Aí Lobão revela-se mais provocativo que nunca. A mensagem é
clara, cristalina: música popular
brasileira, para ele, não é -como
para, de resto, o resto quase integral de seus colegas- sinônimo
de estagnação.
Lobão não domina linguagens
de tecno ou rock industrial à Nine
Inch Nails. Usa-as desordenadamente. Os códices drum'n'bass
são vilipendiados já de início -na
faixa-título, a linguagem é revestida de vocais estridentes, bravos,
nada drum'n'bass.
"Noite" é um compêndio de
poemas sombrios, pessimistas, às
vezes assustadores. A melodia
existe, mas não é prioridade
-poucas faixas (e destas "24 Horas" é a mais notável) são cantaroláveis, radiofônicas.
Não há concessões a facilidades,
os versos doem: "O grito é a fuga
do silêncio" ("O Grito"), "talvez
hoje seja simplesmente véspera de
nada" ("A Véspera"), "me abraça
e esquece todo o luto que este
mundo tem" ("Sozinha Minha").
No instante mais debochado do
CD, "Samba da Caixa Preta", Lobão destila indignação pela permanência das mazelas nacionais,
usando como pretexto o oba-oba
pelas Olimpíadas cariocas ("aqui o
narciso é carioca, não morre afogado, mergulha, dá um jeito/ se
transforma em peixe ornamental", denúncia contra a burrice).

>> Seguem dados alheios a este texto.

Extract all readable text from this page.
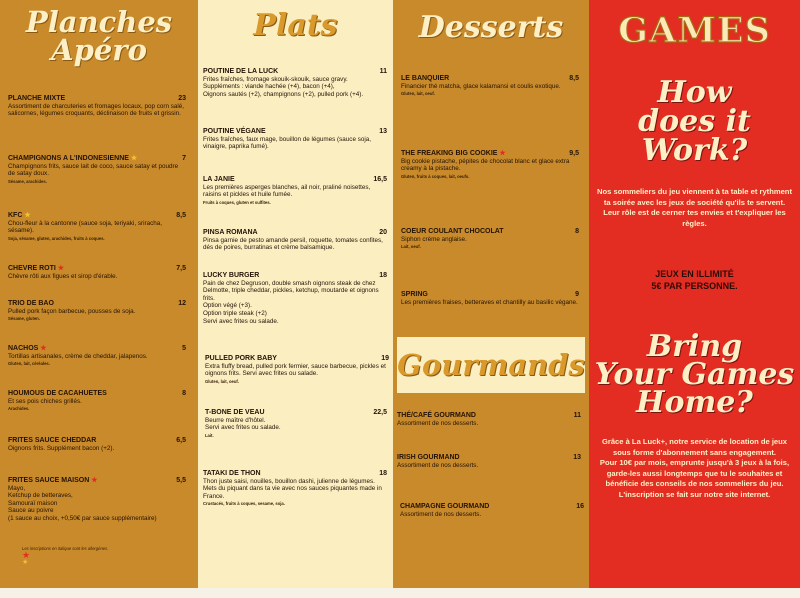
Planches
Apéro
PLANCHE MIXTE	23
Assortiment de charcuteries et fromages locaux, pop corn salé, salicornes, légumes croquants, déclinaison de fruits et grissin.
CHAMPIGNONS A L'INDONESIENNE ★	7
Champignons frits, sauce lait de coco, sauce satay et poudre de satay doux.
Sésame, arachides.
KFC ★	8,5
Chou-fleur à la cantonne (sauce soja, teriyaki, sriracha, sésame).
Soja, sésame, gluten, arachides, fruits à coques.
CHEVRE ROTI ★	7,5
Chèvre rôti aux figues et sirop d'érable.
TRIO DE BAO	12
Pulled pork façon barbecue, pousses de soja.
Sésame, gluten.
NACHOS ★	5
Tortillas artisanales, crème de cheddar, jalapenos.
Gluten, lait, céréales.
HOUMOUS DE CACAHUETES	8
Et ses pois chiches grillés.
Arachides.
FRITES SAUCE CHEDDAR	6,5
Oignons frits. Supplément bacon (+2).
FRITES SAUCE MAISON ★	5,5
Mayo,
Ketchup de betteraves,
Samouraï maison
Sauce au poivre
(1 sauce au choix, +0,50€ par sauce supplémentaire)
Les inscriptions en italique sont les allergènes.
★
★
Plats
POUTINE DE LA LUCK	11
Frites fraîches, fromage skouik-skouik, sauce gravy.
Suppléments : viande hachée (+4), bacon (+4),
Oignons sautés (+2), champignons (+2), pulled pork (+4).
POUTINE VÉGANE	13
Frites fraîches, faux mage, bouillon de légumes (sauce soja, vinaigre, paprika fumé).
LA JANIE	16,5
Les premières asperges blanches, ail noir, praliné noisettes, raisins et pickles et huile fumée.
Fruits à coques, gluten et sulfites.
PINSA ROMANA	20
Pinsa garnie de pesto amande persil, roquette, tomates confites, dés de poires, burratinas et crème balsamique.
LUCKY BURGER	18
Pain de chez Degruson, double smash oignons steak de chez Delmotte, triple cheddar, pickles, ketchup, moutarde et oignons frits.
Option végé (+3).
Option triple steak (+2)
Servi avec frites ou salade.
PULLED PORK BABY	19
Extra fluffy bread, pulled pork fermier, sauce barbecue, pickles et oignons frits. Servi avec frites ou salade.
Gluten, lait, oeuf.
T-BONE DE VEAU	22,5
Beurre maître d'hôtel.
Servi avec frites ou salade.
Lait.
TATAKI DE THON	18
Thon juste saisi, nouilles, bouillon dashi, julienne de légumes.
Mets du piquant dans ta vie avec nos sauces piquantes made in France.
Crustacés, fruits à coques, sesame, soja.
Desserts
LE BANQUIER	8,5
Financier thé matcha, glace kalamansi et coulis exotique.
Gluten, lait, oeuf.
THE FREAKING BIG COOKIE ★	9,5
Big cookie pistache, pépites de chocolat blanc et glace extra creamy à la pistache.
Gluten, fruits à coques, lait, oeufs.
COEUR COULANT CHOCOLAT	8
Siphon crème anglaise.
Lait, oeuf.
SPRING	9
Les premières fraises, betteraves et chantilly au basilic végane.
Gourmands
THÉ/CAFÉ GOURMAND	11
Assortiment de nos desserts.
IRISH GOURMAND	13
Assortiment de nos desserts.
CHAMPAGNE GOURMAND	16
Assortiment de nos desserts.
GAMES
How
does it
Work?
Nos sommeliers du jeu viennent à ta table et rythment ta soirée avec les jeux de société qu'ils te servent.
Leur rôle est de cerner tes envies et t'expliquer les règles.
JEUX EN ILLIMITÉ
5€ PAR PERSONNE.
Bring
Your Games
Home?
Grâce à La Luck+, notre service de location de jeux sous forme d'abonnement sans engagement.
Pour 10€ par mois, emprunte jusqu'à 3 jeux à la fois, garde-les aussi longtemps que tu le souhaites et bénéficie des conseils de nos sommeliers du jeu.
L'inscription se fait sur notre site internet.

Aí mesmo desafia os clichês do
orgulho nacional, invertendo em
"minha alma chora" a máxima jobiniana ("minha alma canta/ vejo
o Rio de Janeiro"). Parecerá ranhetice aos mais contentes, mas é
declaração de amor.
Lobão flagra-se numa corda
bamba. Insuflado de indignação (e
dizem que isso está fora de moda),
procura perverter a um tempo a
mesmice MPB (via provocações
tecno) e a nova apatia tecno (injetando discurso numa linguagem
que quer expulsar o discurso de
sua estrutura).
Sabe que não domina à perfeições as linguagens em que se embrenha, que continua a não buscar
excelência nos modos de cantar.
Sabe, enfim, que virar tecno guarda lá sua dose de caretice.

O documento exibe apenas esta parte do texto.